Флавия была готова к этому вопросу и кратко ответила:
— Сломаны два ребра. И челюсть треснула.
— Что еще?
— Это самое тяжелое. Спина у тебя сильно ободрана. — Она увидела недоумение Бретт и пояснила: — Ты ударилась о стену и ободрала спину о кирпичи, когда падала. А лицо у тебя синее-пресинее, — сказала Флавия с наигранной веселостью. — Это подчеркивает голубизну глаз, но впечатление все-таки не очень.
— Насколько не очень? — спросила Бретт, которой не нравился шутливый тон.
— Самую малость, — сказала Флавия, явно соврав. Бретт пристально посмотрела на нее одним глазом, что заставило Флавию прояснить ситуацию. — Ребра придется бинтовать, и неделю-другую будет сложно двигаться. Врач сказал, что все поправимо. — Поскольку это были единственные хорошие новости, какими она располагала, то дополнила отчет врача: — Через несколько дней снимут скрепы. Трещинка там с волосок. А зубы в порядке. — Когда она увидела, как мало все это подбодрило Бретт, то добавила: — И нос цел. — По-прежнему нет улыбки. — Шрамов на лице не останется: когда отек спадет, все будет в порядке.
Флавия ничего не сказала ни о спине Бретт, ни о том, как долго отеки и ссадины будут исчезать с ее лица.

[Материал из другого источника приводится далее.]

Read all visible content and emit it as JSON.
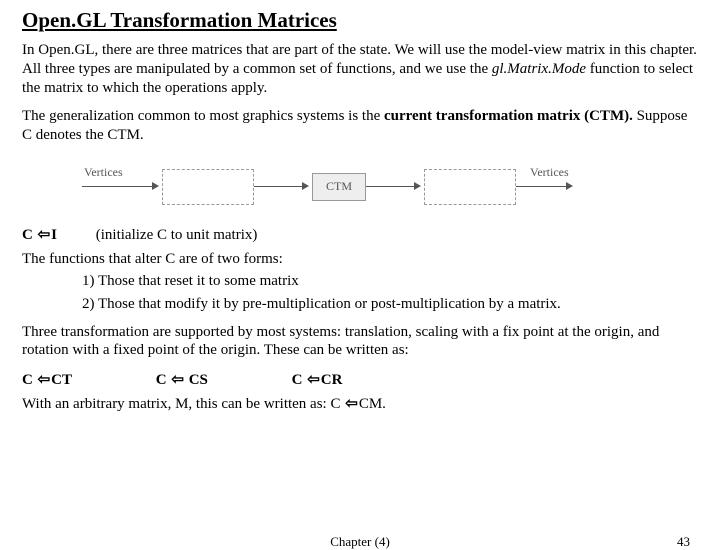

Внезапно Бретт осознала, как утомила ее эта короткая беседа, и почувствовала, как новые волны сна накатывают на нее.
— Иди домой, Флавия. Я посплю, а когда… — ее голос замер, и она заснула.
Флавия откинулась на стуле и стала изучать повреждения на лице лежащей на постели подруги. Синяки на лбу и щеках стали за последние полтора дня почти черными, глаз заплыл. Нижняя губа Бретт распухла вокруг вертикальной трещины, разделившись надвое, как заячья.
Флавию силой выставили из приемной, когда врачи трудились над Бретт, очищая ее спину и простукивая ребра. Она не видела, как они вставляют скрепы, соединяя челюсти. Она была вынуждена шагать по длинным больничным коридорам, ее страх сливался со страхом других посетителей и пациентов, которые бродили, толпились в баре, ловили ту малость света, которая проникала в открытый дворик. Она ходила взад и вперед около часа, стрельнула у разных людей три сигареты, первые, которые она выкурила за десять с лишним лет.
С середины воскресенья она была у кровати Бретт, ожидая ее пробуждения, и ходила в квартиру только раз, вчера, чтобы принять душ и позвонить в несколько мест, изображая несуществующее недомогание, которое не позволяло ей петь в «Ла Скала» этим вечером. Ее нервы были на пределе от недосыпа, избытка кофе, вновь появившейся тяги к сигаретам и липкого страха, пропитывающего всех, кто провел слишком много времени в больнице.